Je cours ; je cours dans sa rue, le souffle court, à perdre haleine, sale haleine de tabac froid et mon arthrose peut toujours essayer de me ralentir... Je m'en fiche, je cours. Voilà trois jours et trois nuits que j'ai quinze ans et je cours vers elle.

Je cours ; je cours vers sa porte avant qu'un autre diable ne l'emporte, des ailes dans le dos, un grand soleil dans ma tête, une veste en jean recouverte de badges et la pluie qui s'abat sur la chaussée peut toujours essayer de me faire tomber... Je m'en fiche, je cours. Voilà trois jours et trois nuits que j'ai quinze ans et je ne vis plus que pour elle.

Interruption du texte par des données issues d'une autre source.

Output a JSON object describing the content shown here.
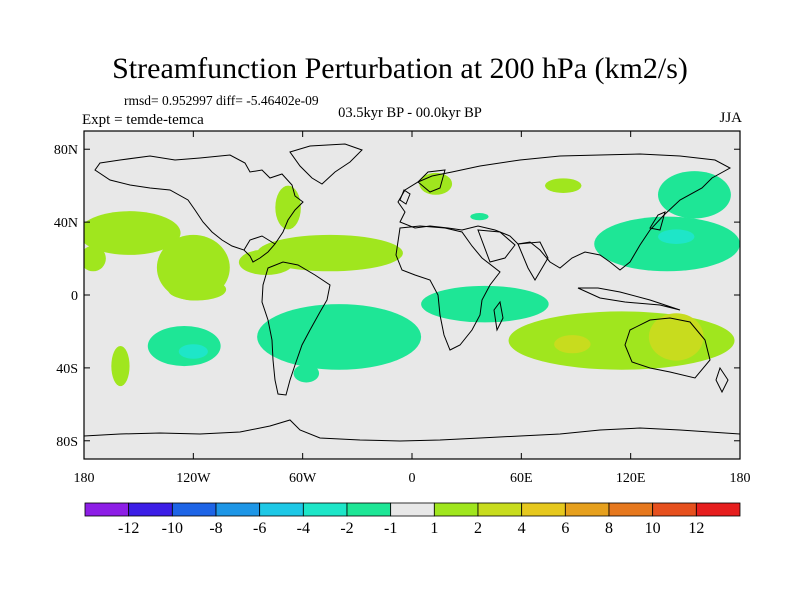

J'ai le trac des mercredis matin, quand je montais dans le bus pour la piscine, avec cette putain d'odeur de chlore depuis la veille dans les narines, jusqu'à me faire vomir, en espérant que maman me ferait un mot d'excuse, avec cette boule dans mon ventre vide, avec la crainte de la décevoir et de couler en plein milieu du bassin, elle de l'autre côté, à m'attendre assise, à battre des pieds pour me montrer, le sourire moqueur, qu'il est facile d'apprendre à nager. J'ai le trac de ma première récitation, debout sur l'estrade ; j'ai l'angoisse de l'oral du bac face à la vieille dame ; j'ai l'appréhension du premier baiser avec la langue et de la première cigarette derrière les toilettes, près du marronnier à l'écorce entaillée de mots d'amour. Voilà trois jours et trois nuits que j'ai quinze ans et l'aveugle certitude que je pourrais mourir pour elle.

On a juste échangé quelques phrases comme quand j'échangeais avec la maîtresse mes dix bons points contre une image. Une image d'elle, sous une ombrelle, à fixer l'objectif pour lui dire de la laisser tranquille, petit sourire coquin d'une petite fille qui vient de faire une bêtise. On a troqué nos maux contre un bonheur virtuel sur la toile, là où les gens seuls s'agglutinent sur d'innombrables pages, classés par genres, par âges, par situations familiales et lieux de vie, peuplades figées derrière l'écran à la recherche d'une nouvelle existence, alors qu'il suffirait simplement qu'ils continuent la leur autrement, pleine de ces petits moments de bonheur que l'on voudrait éternels.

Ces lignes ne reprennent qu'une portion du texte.